Invention Title:

MULTICHANNEL AUDIO ENCODE AND DECODE USING DIRECTIONAL METADATA

Publication number:

US20250342844

Publication date:

2025-11-06

Section:

Physics

Class:

G10L19/008

Inventor:

David S. McGrath 🇦🇺 Rose Bay, Australia

Assignee:

DOLBY LABORATORIES LICENSING CORPORATION 🇺🇸 SAN FRANCISCO, CA, United States

Applicant:

DOLBY LABORATORIES LICENSING CORPORATION 🇺🇸 San Francisco, CA, United States

Smart overview of the Invention

The patent application discusses innovative methods for processing spatial audio signals to create a compressed representation. This involves analyzing the spatial audio signal to identify the directions of arrival for various audio elements. For each frequency subband, the method determines signal power indications associated with these directions. Metadata is generated, encompassing direction and energy information, which includes these indications. A channel-based audio signal with a predefined number of channels is then created based on the spatial audio signal, resulting in a compressed representation that includes both the channel-based audio signal and metadata.

Technical Field

The focus is on audio signal processing, specifically on methods for creating compressed representations of spatial audio signals and reconstructing these signals from their compressed forms. The spatial audio signal may be multichannel or object-based, and the goal is to reduce size while maintaining quality. The process involves analyzing the spatial scene to identify dominant audio elements and their directions of arrival, which are crucial for generating accurate metadata.

Background

Human hearing allows perception of spatial audio scenes, which are captured and reproduced through various technologies. Audio streams represent these scenes and may include metadata to aid playback. Typically, metadata informs about speaker arrangements, but often it is omitted due to standardization assumptions. Advanced formats like Higher Order Ambisonics require efficient compression to manage high bandwidth demands during transmission or storage.

Methodology

The proposed method processes spatial audio signals by determining directions of arrival for dominant audio elements within the scene. It calculates signal power indications for each frequency subband and generates corresponding metadata.
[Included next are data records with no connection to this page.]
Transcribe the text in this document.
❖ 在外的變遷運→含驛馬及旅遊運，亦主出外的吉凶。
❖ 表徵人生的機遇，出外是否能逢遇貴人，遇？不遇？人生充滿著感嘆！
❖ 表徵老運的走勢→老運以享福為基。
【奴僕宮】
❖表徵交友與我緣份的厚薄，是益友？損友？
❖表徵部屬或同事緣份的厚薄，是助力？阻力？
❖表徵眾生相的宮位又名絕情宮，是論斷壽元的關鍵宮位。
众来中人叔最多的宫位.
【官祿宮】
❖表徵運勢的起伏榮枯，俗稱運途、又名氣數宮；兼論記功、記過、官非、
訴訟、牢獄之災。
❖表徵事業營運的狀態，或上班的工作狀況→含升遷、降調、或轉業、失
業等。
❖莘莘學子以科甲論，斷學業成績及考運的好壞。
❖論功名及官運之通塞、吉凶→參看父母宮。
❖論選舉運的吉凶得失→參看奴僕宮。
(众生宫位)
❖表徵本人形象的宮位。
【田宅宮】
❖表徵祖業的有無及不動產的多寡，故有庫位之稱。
A channel-based audio signal is then produced, which may have fewer channels than the original. This method ensures that compressed representations are efficient yet capable of reconstructing high-quality approximations of the original spatial scenes.

Implementation Details

The analysis can be applied across all frequency subbands or specific ones, possibly using scene analysis techniques. For object-based signals, conversion to multichannel format may precede analysis. Signal power indications are determined per frequency subband and time segment, potentially using time-frequency representations like discrete Fourier transforms. The method accommodates object-based signals by panning audio objects to predefined channels, facilitating effective downmixing and compression.